A assessoria aplicará novas tendências, ideias e dicas, adequando-as ao que há de mais recente, evitando assim que a escola chegue ao extremo de uma recuperação judicial. 

A consultoria identifica que sempre há a possibilidade de fazer mudanças, repensar a gestão e organizar melhorias, realizando um mapeamento de todos os processos e decidindo quais seriam as mudanças necessárias. 

Além disso, um dos principais objetivos da assessoria é otimizar os processos internos da escola, avaliando quais são pontos de desperdício e identificando as maneiras de reduzir custos de maneira eficiente. É muito comum os consultores encontrarem as melhores formas de organizar as contas, apresentando tecnologias e investimentos que vão aumentar a eficiência geral e, consequentemente, reduzir os gastos. 

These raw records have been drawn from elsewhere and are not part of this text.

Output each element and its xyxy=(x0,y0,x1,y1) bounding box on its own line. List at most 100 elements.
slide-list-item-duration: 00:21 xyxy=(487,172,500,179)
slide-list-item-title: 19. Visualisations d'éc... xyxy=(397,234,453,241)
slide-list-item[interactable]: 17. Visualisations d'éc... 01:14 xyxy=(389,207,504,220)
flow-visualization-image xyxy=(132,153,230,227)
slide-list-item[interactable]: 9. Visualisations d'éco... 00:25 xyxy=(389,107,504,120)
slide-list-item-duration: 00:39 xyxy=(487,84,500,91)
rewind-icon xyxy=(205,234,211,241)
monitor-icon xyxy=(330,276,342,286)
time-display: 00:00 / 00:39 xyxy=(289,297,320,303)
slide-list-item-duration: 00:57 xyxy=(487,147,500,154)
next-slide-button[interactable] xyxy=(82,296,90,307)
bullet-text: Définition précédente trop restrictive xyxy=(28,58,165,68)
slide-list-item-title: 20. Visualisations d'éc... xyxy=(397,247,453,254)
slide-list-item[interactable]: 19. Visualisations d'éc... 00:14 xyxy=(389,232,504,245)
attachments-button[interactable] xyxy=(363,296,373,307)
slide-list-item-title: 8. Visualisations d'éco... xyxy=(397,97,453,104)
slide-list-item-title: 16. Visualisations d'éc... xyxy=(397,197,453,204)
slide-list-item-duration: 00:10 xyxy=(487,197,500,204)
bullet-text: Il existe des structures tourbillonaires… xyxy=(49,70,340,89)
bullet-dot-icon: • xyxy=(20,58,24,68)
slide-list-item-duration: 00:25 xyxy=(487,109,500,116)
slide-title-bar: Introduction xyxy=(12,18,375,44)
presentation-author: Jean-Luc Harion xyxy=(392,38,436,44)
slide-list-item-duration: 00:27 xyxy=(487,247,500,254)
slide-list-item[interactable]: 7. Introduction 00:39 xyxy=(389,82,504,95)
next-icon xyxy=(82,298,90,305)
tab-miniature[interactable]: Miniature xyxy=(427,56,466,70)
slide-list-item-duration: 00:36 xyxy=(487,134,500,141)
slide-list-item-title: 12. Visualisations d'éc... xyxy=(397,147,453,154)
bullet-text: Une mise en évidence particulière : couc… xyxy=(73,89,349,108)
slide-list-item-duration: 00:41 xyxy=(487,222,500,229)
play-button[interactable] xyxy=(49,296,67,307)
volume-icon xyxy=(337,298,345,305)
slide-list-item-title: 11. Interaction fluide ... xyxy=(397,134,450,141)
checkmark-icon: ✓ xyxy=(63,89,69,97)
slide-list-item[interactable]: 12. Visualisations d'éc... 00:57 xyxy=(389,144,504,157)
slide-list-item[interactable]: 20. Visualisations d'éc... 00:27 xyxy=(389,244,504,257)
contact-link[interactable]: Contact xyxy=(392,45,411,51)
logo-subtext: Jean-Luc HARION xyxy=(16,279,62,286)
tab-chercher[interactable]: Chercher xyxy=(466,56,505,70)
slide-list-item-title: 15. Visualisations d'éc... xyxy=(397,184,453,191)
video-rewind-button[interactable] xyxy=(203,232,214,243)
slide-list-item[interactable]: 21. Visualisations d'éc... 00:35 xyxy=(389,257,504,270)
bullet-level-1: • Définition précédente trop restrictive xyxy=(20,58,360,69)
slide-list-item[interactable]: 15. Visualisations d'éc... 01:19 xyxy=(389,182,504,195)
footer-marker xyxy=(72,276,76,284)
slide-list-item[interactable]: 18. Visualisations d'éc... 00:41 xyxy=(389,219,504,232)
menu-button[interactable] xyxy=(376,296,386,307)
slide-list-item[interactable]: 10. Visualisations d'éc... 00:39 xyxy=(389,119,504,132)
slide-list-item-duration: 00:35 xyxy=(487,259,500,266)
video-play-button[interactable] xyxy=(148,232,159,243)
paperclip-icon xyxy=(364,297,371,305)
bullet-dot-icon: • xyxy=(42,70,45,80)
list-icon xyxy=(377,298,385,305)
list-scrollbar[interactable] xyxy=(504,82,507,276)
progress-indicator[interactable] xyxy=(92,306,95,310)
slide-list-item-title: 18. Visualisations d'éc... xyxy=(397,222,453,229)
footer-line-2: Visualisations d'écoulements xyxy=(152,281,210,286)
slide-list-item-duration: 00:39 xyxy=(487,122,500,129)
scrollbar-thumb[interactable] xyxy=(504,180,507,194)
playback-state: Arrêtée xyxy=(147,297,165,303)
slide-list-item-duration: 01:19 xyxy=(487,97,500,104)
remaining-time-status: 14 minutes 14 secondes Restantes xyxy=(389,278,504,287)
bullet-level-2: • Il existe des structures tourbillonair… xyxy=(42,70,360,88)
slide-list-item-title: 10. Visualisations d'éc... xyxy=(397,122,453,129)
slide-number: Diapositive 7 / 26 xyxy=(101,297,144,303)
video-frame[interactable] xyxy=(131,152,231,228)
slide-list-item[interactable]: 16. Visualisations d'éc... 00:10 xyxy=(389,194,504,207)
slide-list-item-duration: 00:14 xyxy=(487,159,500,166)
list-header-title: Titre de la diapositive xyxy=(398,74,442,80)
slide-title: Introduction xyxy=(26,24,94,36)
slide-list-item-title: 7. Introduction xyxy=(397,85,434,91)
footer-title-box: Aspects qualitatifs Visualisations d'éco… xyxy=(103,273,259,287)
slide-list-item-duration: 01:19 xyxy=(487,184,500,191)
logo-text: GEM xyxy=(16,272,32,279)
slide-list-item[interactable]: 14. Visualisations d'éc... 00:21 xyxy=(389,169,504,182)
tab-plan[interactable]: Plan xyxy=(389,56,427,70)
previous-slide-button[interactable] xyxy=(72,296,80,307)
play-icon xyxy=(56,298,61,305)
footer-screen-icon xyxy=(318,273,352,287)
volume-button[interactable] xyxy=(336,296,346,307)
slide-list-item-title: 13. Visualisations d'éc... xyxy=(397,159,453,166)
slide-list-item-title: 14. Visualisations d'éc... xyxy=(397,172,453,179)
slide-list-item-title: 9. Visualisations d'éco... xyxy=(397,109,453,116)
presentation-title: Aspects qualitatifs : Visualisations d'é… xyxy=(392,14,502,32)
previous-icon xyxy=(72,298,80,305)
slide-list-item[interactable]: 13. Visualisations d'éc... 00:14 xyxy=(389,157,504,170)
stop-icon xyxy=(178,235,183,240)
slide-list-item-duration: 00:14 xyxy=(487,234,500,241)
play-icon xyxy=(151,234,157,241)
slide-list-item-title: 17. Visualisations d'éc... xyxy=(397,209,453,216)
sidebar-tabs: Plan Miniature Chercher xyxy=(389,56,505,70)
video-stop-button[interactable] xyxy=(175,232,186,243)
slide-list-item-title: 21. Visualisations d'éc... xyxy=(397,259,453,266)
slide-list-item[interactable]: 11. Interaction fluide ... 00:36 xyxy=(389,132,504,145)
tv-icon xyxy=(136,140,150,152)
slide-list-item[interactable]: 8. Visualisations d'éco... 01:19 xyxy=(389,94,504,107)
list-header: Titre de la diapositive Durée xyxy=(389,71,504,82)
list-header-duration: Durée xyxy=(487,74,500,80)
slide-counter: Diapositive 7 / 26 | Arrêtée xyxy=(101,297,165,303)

Saiba o que é a recuperação extrajudicial 

Além das soluções apresentadas, uma recuperação extrajudicial também pode ser a solução para a sua escola. Ela é um acordo privado entre o devedor e credor. Nele, uma proposta de recuperação pode ser apresentada para um ou mais credores, fora da esfera judicial. Essa proposta pode ser feita em qualquer condição e a qualquer credor, desde que não haja impedimento legal. 

Mesmo que a ideia de recuperação extrajudicial remeta a um procedimento mais simples, ela não deve importar perda de segurança, manipulações e nem um injusto prejuízo aos credores. 

Ao ler este conteúdo, você pôde perceber que o plano de recuperação judicial pode ser uma alternativa para as escolas que estão com problemas financeiros. No entanto, o melhor caminho é evitar que se chegue a esse extremo. Contar com uma consultoria de gestão empresarial para o seu negócio é a alternativa mais inteligente para tais situações.